Bull Run cabins: the official version
David Shaff, the director of the Portland water bureau, has sent us a response to our posts of Saturday and yesterday regarding the city's renovation of a house and a cabin on the site of the Bull Run reservoir. Here it is, in relevant part:
As you noted in your two posts on the subject, there are two sites in the watershed that have historic structures.
There are three log cabins at Bull Run Lake that were built in the early days of the Water Bureau -- around 1917 when the Water Bureau built a small dam at the outlet of Bull Run Lake. One of the cabins, the most prominent one that overlooks the lake, was badly damaged when a tree fell on it during a winter storm before I came to the bureau in 2005. We received Council authorization to restore that cabin in 2007/08.

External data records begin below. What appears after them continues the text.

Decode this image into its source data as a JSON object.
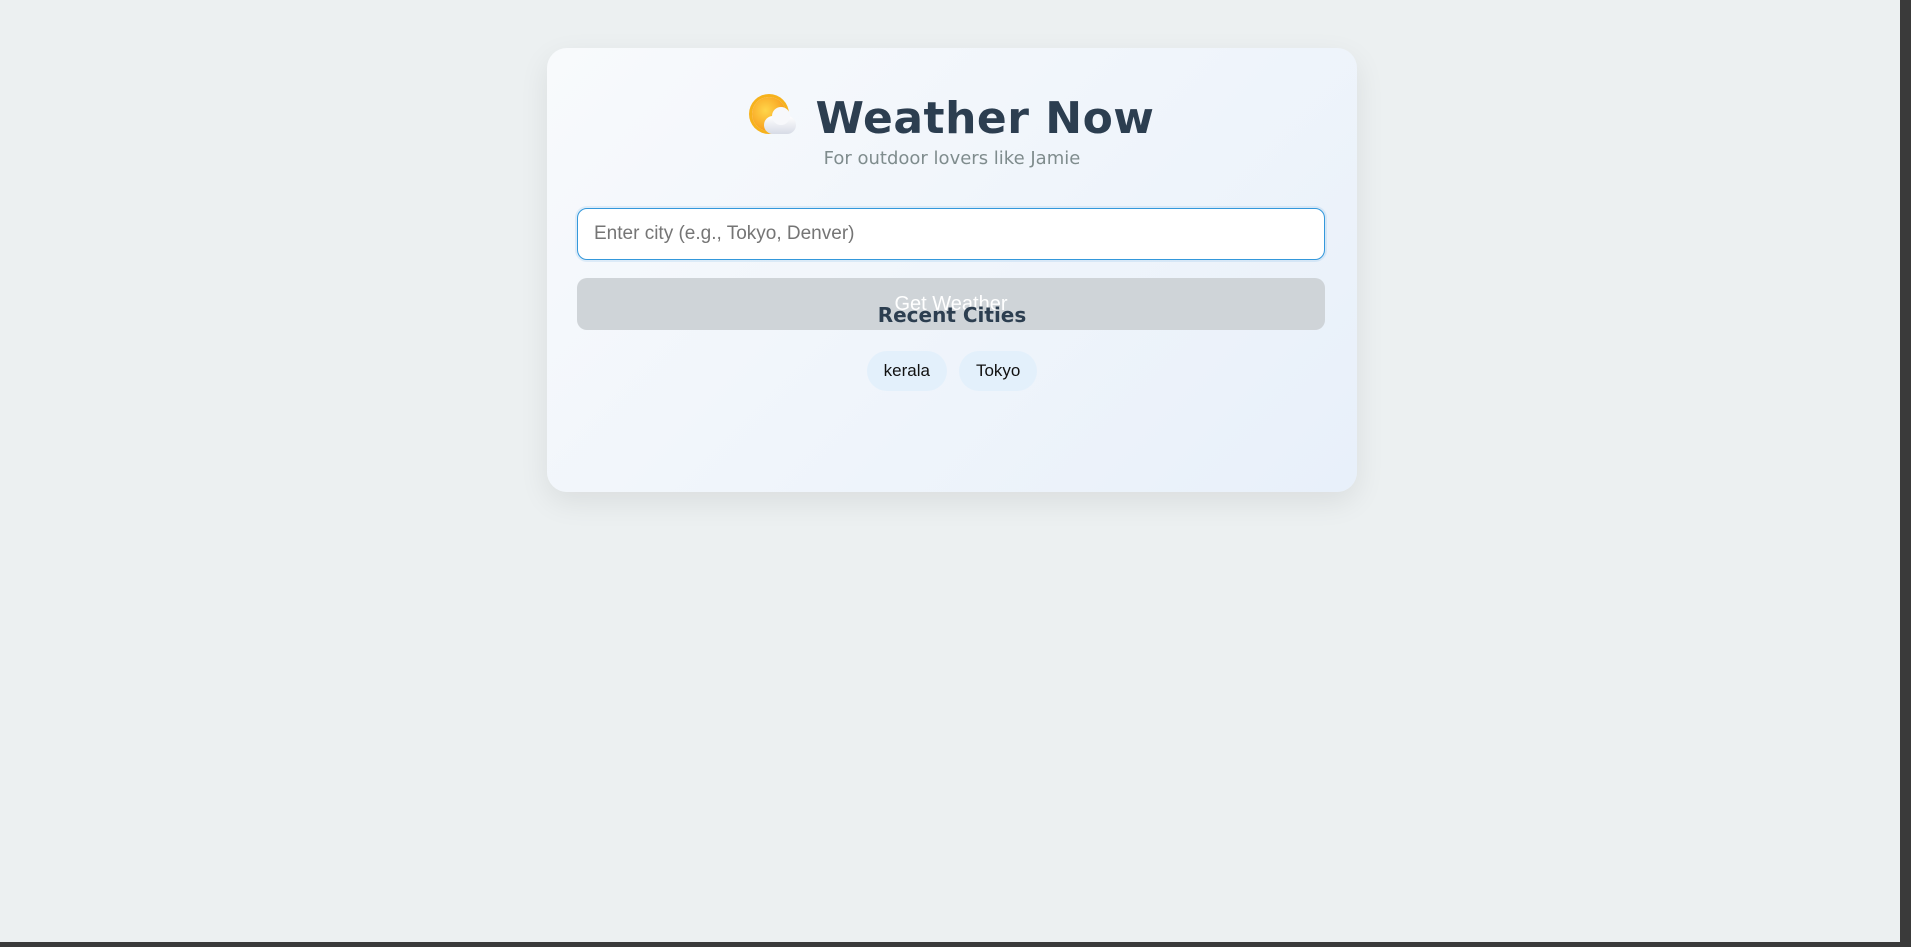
{
  "header": {
    "icon": "sun-behind-cloud-icon",
    "title": "Weather Now",
    "subtitle": "For outdoor lovers like Jamie"
  },
  "search": {
    "placeholder": "Enter city (e.g., Tokyo, Denver)",
    "value": "",
    "button_label": "Get Weather",
    "button_disabled": true
  },
  "recent": {
    "heading": "Recent Cities",
    "cities": [
      "kerala",
      "Tokyo"
    ]
  },
  "colors": {
    "page_background": "#ecf0f1",
    "title": "#2c3e50",
    "input_border": "#3498db",
    "button_disabled": "#cfd4d8",
    "chip_background": "#e3f0fb"
  }
}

Here is a picture of the cabin with the tree on it and a picture of the cabin before the restoration work began:
Also included are a couple of pictures of the work in progress and the final product (although the chimney has still not been restored). The other two cabins continue to slowly deteriorate. We have no plans to restore them at this time.
The other site is at dam 1. There are two "cottages” remaining out of the several structures that were built to house the workers who constructed the dam in the early 20's. The one that you have in your first post is called Bear Creek House and was where the supervising project engineer lived during construction of the dam. The second one is frequently called Little Bear Creek House or Bear Creek House No. 2 and is about 50 feet away from Bear Creek House. Bear Creek House is used as a stopping point for our tours and education program and is occasionally used for meetings. Little Bear Creek is in poor condition and isn’t in use.
During the time I have been Administrator, the interior of Bear Creek has been painted and a retired bureau carpenter built new kitchen cabinets and tiled the kitchen countertop. It has a stove and refrigerator. The bathroom sink and toilet were replaced and the floor was re-tiled (there is no tub or shower). He also rebuilt the fireplace hearth. One of the two bedrooms contains a desk, phone and some historic wooden distribution pipes. The other contains a conference table and chairs. We purchased two sofas and a coffee and end tables and some lamps for the living room. The art consists of pictures taken in the watershed by employees over the years. Our carpenter also replaced the porch decking and we constructed a short concrete ramp that is ADA compliant to enable wheelchair access into the house. A more complete description of the work performed (and the history of the two houses) can be found in the documents Andrew included in his comment on your first post.
I don’t know if your original reader was mistaken or if the person s/he was speaking to misspoke, but overnight stays are not allowed in either Bear Creek House or the cabins (or anywhere else inside the watershed for that matter). While Bear Creek is available for use as a meeting space, it isn’t very practical due to the distance from town, its small size and the logistics/restrictions on access to the watershed. Also, as you can see from this picture, it isn’t very accessible sometimes.
Let me know if you have any questions. My offer to take you up there still stands, by the way.